Nike Master Trainer Gives Us 5 Do’s for Setting Fitness Goals

Nike Master Trainer, Eva Redpath calls September the “New New Year”, a time for us to recommit to our fitness regime and set new health and fitness resolutions for ourselves. Before making bold new resolutions, it’s important to remember to make goals achievable and realistic. Remember we live in a realistic world, not an ideal world - i.e. you may want to work out 5 times per week but because of work commitments, injuries, family/friends, etc. you may only be able to work out 3 times per week.  

Here are Eva’s 5 do’s for setting fitness resolutions this ‘New New Year’:

  • DO create a plan. Setting a goal is merely the first step. Know where you’re going, what resources you’ll need and what Plan B is when life throws you a curve ball. Don’t focus on too many things at once and rather try honing your intentions to one small goal at a time.

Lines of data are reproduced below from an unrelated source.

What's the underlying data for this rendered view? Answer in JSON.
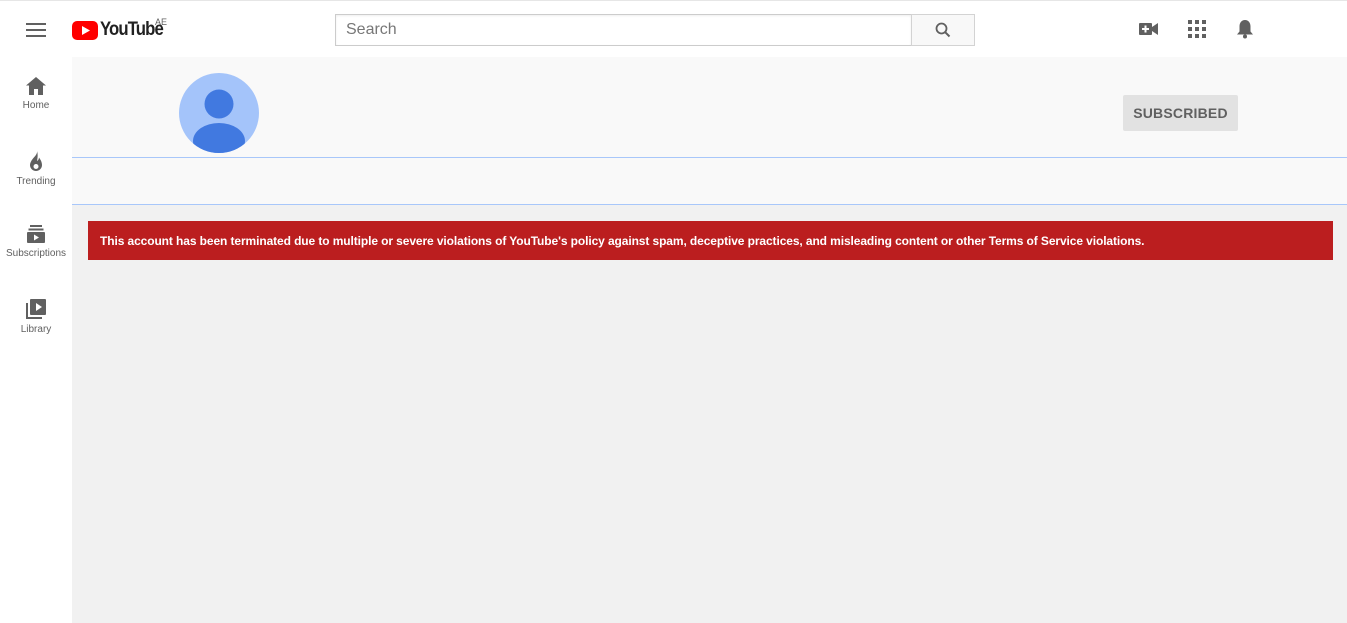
{
  "header": {
    "logo_text": "YouTube",
    "country_code": "AE",
    "search": {
      "placeholder": "Search"
    },
    "icons": [
      "menu-icon",
      "search-icon",
      "video-camera-add-icon",
      "apps-grid-icon",
      "bell-icon"
    ]
  },
  "sidebar": {
    "items": [
      {
        "label": "Home",
        "icon": "home-icon"
      },
      {
        "label": "Trending",
        "icon": "flame-icon"
      },
      {
        "label": "Subscriptions",
        "icon": "subscriptions-icon"
      },
      {
        "label": "Library",
        "icon": "library-icon"
      }
    ]
  },
  "channel": {
    "avatar_icon": "default-avatar-icon",
    "subscribe_button_label": "SUBSCRIBED"
  },
  "alert": {
    "message": "This account has been terminated due to multiple or severe violations of YouTube's policy against spam, deceptive practices, and misleading content or other Terms of Service violations."
  },
  "colors": {
    "brand_red": "#ff0000",
    "alert_background": "#bb1e1f",
    "avatar_background": "#a4c4fa",
    "avatar_figure": "#4179e0",
    "main_background": "#f1f1f1"
  }
}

Break goal into mini challenges to keep you motivated along the way. You are far more likely to succeed with a series of smaller steps that will lead you to your big finale.
  • DO write it down. The act of writing down your goal can be powerful enough to keep you committed and focused through these last few months of 2014. In your NTC journals write down what your intentions are each day, small steps on how you will get there and at the end of each day rate the day. How did you do today? Sometimes seeing a visual makes it seem more possible and will motivate you to continue.

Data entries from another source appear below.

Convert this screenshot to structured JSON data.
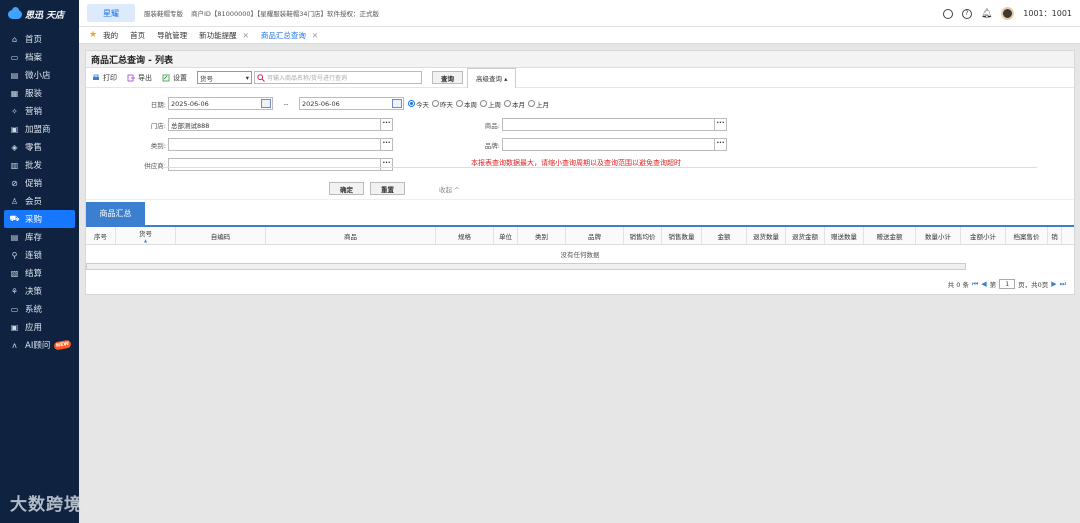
{
  "app": {
    "logo_text": "思迅 天店"
  },
  "sidebar": {
    "items": [
      {
        "label": "首页",
        "icon": "home-icon",
        "glyph": "⌂",
        "active": false
      },
      {
        "label": "档案",
        "icon": "folder-icon",
        "glyph": "▭",
        "active": false
      },
      {
        "label": "微小店",
        "icon": "store-icon",
        "glyph": "▤",
        "active": false
      },
      {
        "label": "服装",
        "icon": "clothing-icon",
        "glyph": "▦",
        "active": false
      },
      {
        "label": "营销",
        "icon": "marketing-icon",
        "glyph": "✧",
        "active": false
      },
      {
        "label": "加盟商",
        "icon": "franchise-icon",
        "glyph": "▣",
        "active": false
      },
      {
        "label": "零售",
        "icon": "retail-icon",
        "glyph": "◈",
        "active": false
      },
      {
        "label": "批发",
        "icon": "wholesale-icon",
        "glyph": "▥",
        "active": false
      },
      {
        "label": "促销",
        "icon": "promotion-icon",
        "glyph": "⊘",
        "active": false
      },
      {
        "label": "会员",
        "icon": "member-icon",
        "glyph": "♙",
        "active": false
      },
      {
        "label": "采购",
        "icon": "cart-icon",
        "glyph": "⛟",
        "active": true
      },
      {
        "label": "库存",
        "icon": "inventory-icon",
        "glyph": "▤",
        "active": false
      },
      {
        "label": "连锁",
        "icon": "chain-icon",
        "glyph": "⚲",
        "active": false
      },
      {
        "label": "结算",
        "icon": "settlement-icon",
        "glyph": "▧",
        "active": false
      },
      {
        "label": "决策",
        "icon": "decision-icon",
        "glyph": "⚘",
        "active": false
      },
      {
        "label": "系统",
        "icon": "system-icon",
        "glyph": "▭",
        "active": false
      },
      {
        "label": "应用",
        "icon": "apps-icon",
        "glyph": "▣",
        "active": false
      },
      {
        "label": "AI顾问",
        "icon": "ai-icon",
        "glyph": "ᴧ",
        "active": false,
        "badge": "NEW"
      }
    ],
    "watermark": "大数跨境"
  },
  "topbar": {
    "brand": "星耀",
    "edition": "服装鞋帽专版",
    "merchant": "商户ID【81000000】【星耀服装鞋帽34门店】软件授权：正式版",
    "user": "1001：1001"
  },
  "tabs": [
    {
      "label": "我的",
      "star": true,
      "closable": false,
      "active": false
    },
    {
      "label": "首页",
      "closable": false,
      "active": false
    },
    {
      "label": "导航管理",
      "closable": false,
      "active": false
    },
    {
      "label": "新功能提醒",
      "closable": true,
      "active": false
    },
    {
      "label": "商品汇总查询",
      "closable": true,
      "active": true
    }
  ],
  "panel": {
    "title": "商品汇总查询 - 列表",
    "toolbar": {
      "print": "打印",
      "export": "导出",
      "settings": "设置",
      "field_select": "货号",
      "search_placeholder": "可输入商品名称/货号进行查询",
      "query": "查询",
      "advanced": "高级查询 ▴"
    },
    "form": {
      "date_label": "日期:",
      "date_from": "2025-06-06",
      "date_sep": "--",
      "date_to": "2025-06-06",
      "ranges": [
        "今天",
        "昨天",
        "本周",
        "上周",
        "本月",
        "上月"
      ],
      "store_label": "门店:",
      "store_value": "总部测试888",
      "goods_label": "商品:",
      "category_label": "类别:",
      "brand_label": "品牌:",
      "supplier_label": "供应商:",
      "warning": "本报表查询数据最大，请缩小查询周期以及查询范围以避免查询超时",
      "confirm": "确定",
      "reset": "重置",
      "collapse": "收起 ^"
    },
    "subtab": "商品汇总",
    "columns": [
      "序号",
      "货号",
      "自编码",
      "商品",
      "规格",
      "单位",
      "类别",
      "品牌",
      "销售均价",
      "销售数量",
      "金额",
      "退货数量",
      "退货金额",
      "赠送数量",
      "赠送金额",
      "数量小计",
      "金额小计",
      "档案售价",
      "销"
    ],
    "empty_text": "没有任何数据",
    "pager": {
      "total": "共 0 条",
      "page_prefix": "第",
      "page_value": "1",
      "page_suffix": "页，共0页"
    }
  },
  "colors": {
    "sidebar_bg": "#0f2340",
    "accent": "#1677ff",
    "warning": "#e02020"
  }
}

  • DO be specific. Don’t deal in absolutes! Avoid words such as “some” and “more” as in “I will get some more exercise.” It leaves too much wiggle room to bend the rules. Try to only deal in measurable things that you have control over. If goals are not measurable, you may not be able to see the improvements.

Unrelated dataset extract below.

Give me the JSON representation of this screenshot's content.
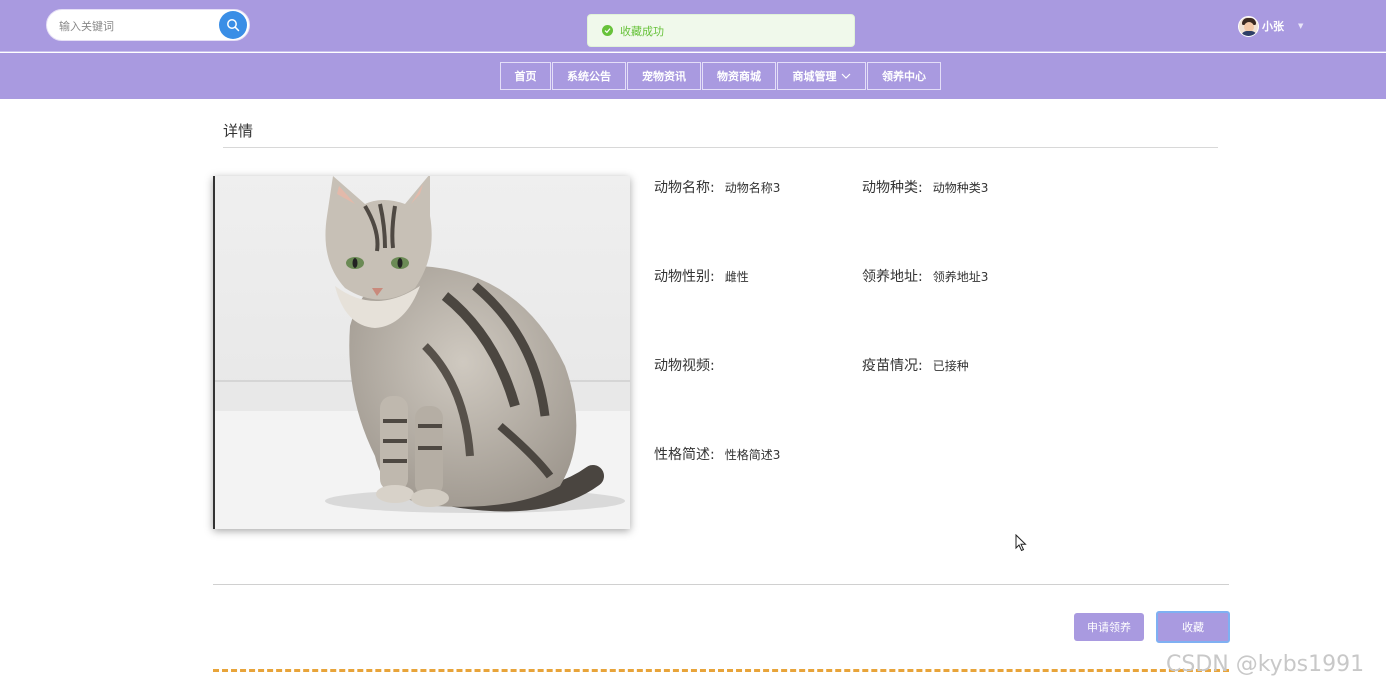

  • DO leave room for failure. Don’t expect perfection because really, persistence is key here. Why not accept the fact that you may not achieve your biggest goal on the first try. That’s OK!
  • DO reward your success. Don’t beat yourself up over failure. This is not the approach to take to succeed with your goals. Why not focus on what you’re doing right instead? When you achieve one of your smaller goals, celebrate it with a reward that won’t knock you off your path. This will only motivate you to keep going!